La question des détenus d’opinion est au centre des préoccupations des formations politiques et personnalités de l’opposition et des défenseurs des droits de l’homme depuis maintenant près de trois ans. Pour certains d’entre eux, leur libération est un préalable à toute éventualité d’adhésion à un quelconque processus ou démarche politique à venir.
Après avoir proposé sa «main tendue», via une dépêche de l’agence officielle le 3 mai dernier, le président de la République, Abdelmadjid Tebboune, a commencé à recevoir, à partir du 9 mai, des chefs de parti politique et des personnalités à la présidence de la République. Il est question, entre autres, de «rassemblement» et de «front interne».
Quelques-uns, parmi ses invités, ont, une nouvelle fois, mis sur la table la question de la libération des détenus d’opinion. Reçu le 2 juin dernier, le premier secrétaire national du Front des forces socialistes (FFS), Youcef Aouchiche, a indiqué, à sa sortie du siège de la Présidence, que la libération des détenus d’opinion, à commencer, a-t-il précisé, par Mohamed Baba Nedjar jusqu’à Smail Chaalal, P/APC de la commune d’Azzefoun, «est un préalable pour tout dialogue». Il a également évoqué l’annulation de toutes les lois liberticides, la levée des contraintes imposées aux partis, syndicats, associations et aux médias.
S’étant également déplacé au siège de la Présidence, le 11 mai, l’ancien ministre Abdelaziz Rahabi a indiqué, quelques jours plus tard sur une chaîne de télévision privée, que «la poursuite des emprisonnements, la fermeture de l’espace médiatique et le blocage de l’activité des partis…sont des conditions qui ne favorisent pas le dialogue».

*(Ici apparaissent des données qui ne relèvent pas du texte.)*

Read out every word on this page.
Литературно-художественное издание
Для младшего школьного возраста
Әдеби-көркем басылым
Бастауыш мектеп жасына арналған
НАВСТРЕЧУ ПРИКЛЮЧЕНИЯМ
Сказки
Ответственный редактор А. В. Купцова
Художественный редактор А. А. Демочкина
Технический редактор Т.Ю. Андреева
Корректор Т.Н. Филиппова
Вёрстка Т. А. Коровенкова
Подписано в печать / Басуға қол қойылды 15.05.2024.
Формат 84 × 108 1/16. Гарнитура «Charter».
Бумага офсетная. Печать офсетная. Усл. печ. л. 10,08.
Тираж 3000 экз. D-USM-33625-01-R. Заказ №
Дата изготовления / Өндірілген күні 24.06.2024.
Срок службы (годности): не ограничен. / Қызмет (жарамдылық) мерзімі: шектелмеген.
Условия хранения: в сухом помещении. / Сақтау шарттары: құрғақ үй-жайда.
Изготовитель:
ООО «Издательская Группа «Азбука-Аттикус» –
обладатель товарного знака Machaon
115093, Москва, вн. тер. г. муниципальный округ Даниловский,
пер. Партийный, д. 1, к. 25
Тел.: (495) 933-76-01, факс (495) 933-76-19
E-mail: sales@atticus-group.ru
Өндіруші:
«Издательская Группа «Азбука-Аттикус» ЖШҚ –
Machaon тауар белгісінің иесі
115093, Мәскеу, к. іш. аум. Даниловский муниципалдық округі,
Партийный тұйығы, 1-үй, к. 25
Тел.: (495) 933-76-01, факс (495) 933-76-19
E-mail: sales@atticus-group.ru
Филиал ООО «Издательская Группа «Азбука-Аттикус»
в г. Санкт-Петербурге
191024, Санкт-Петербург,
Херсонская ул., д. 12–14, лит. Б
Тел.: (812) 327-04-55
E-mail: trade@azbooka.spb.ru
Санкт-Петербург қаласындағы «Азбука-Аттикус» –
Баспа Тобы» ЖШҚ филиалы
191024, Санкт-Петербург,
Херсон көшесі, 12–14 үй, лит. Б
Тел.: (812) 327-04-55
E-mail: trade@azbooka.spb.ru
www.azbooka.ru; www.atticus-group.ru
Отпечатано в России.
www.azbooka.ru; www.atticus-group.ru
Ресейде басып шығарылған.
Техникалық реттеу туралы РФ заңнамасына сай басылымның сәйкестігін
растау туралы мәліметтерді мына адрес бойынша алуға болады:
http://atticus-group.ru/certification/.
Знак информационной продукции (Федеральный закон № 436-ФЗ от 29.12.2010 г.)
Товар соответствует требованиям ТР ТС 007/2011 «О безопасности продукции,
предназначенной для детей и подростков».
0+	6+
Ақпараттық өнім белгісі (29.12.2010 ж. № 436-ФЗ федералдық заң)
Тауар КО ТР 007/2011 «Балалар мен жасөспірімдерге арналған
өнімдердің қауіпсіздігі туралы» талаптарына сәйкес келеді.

Il a évoqué un problème d’absence de confiance. Soufiane Djilali, de Jil Jadid, est également allé dans le même sens. Il avait indiqué, le 15 mai sur les ondes de la Chaîne 3 de la Radio nationale, à propos de sa rencontre avec le chef de l’Etat, qu’il avait «insisté auprès du président Tebboune sur la fait que les médias doivent s’ouvrir plus largement sur les débats». «Nous sommes conscients des menaces de déstabilisation, mais les dimensions judiciaire et sécuritaire ne peuvent à elles seules résoudre les problèmes du pays», a-t-il encore ajouté.
Parmi les formations politiques non invitées à la Présidence (ou pas encore), il n’est nullement question d’un quelconque dialogue sans ces préalables. Tout en indiquant que son parti n’a pas encore reçu d’invitation, la présidente de l’Union pour le changement et le progrès (UCP), Zoubida Assoul, a déclaré, lors de l’émission CPP de Radio M, qu’«il faut qu’il y ait des mesures d’apaisement avant de parler d’un dialogue sérieux qui s’inscrive dans une solution durable».
Pour d’autres partis, à l’image du Rassemblement pour la culture et la démocratie (RCD) ou le Mouvement démocratique et social (MDS), il n’est pas question d’accepter une invitation, «alors que des dizaines de citoyens sont injustement emprisonnés». Tout cela pour dire que la problématique des détenus d’opinion, en plus de ses effets sur l’image de l’Algérie sur le plan international en matière de respect des libertés et des droits de l’homme, est un frein à tout processus de règlement de la crise politique qui s’est installée depuis le début du hirak, en février 2019.
Le président Tebboune va-t-il répondre favorablement à la doléance exprimée par certains partis et personnalités qu’il a reçus ? Si des informations faisant état d’une probable libération des détenus d’opinion à l’occasion du 5 Juillet sont relayées ici et là, il n’y a aucun élément qui plaide pour cela pour l’instant.
Quelques mesures ont été prises par le passé, mais il s’est agi à chaque fois de libération d’un nombre réduit par rapport au total qui dépasserait, selon le Comité national pour la libération des détenus (CNLD), les 300 détenus. Et entre-temps, les interpellations et placements sous mandat de dépôt de militants et d’activistes se sont poursuivis.
Un climat délétère qui entraverait tout dialogue ou processus politique qui se veut «rassembleur».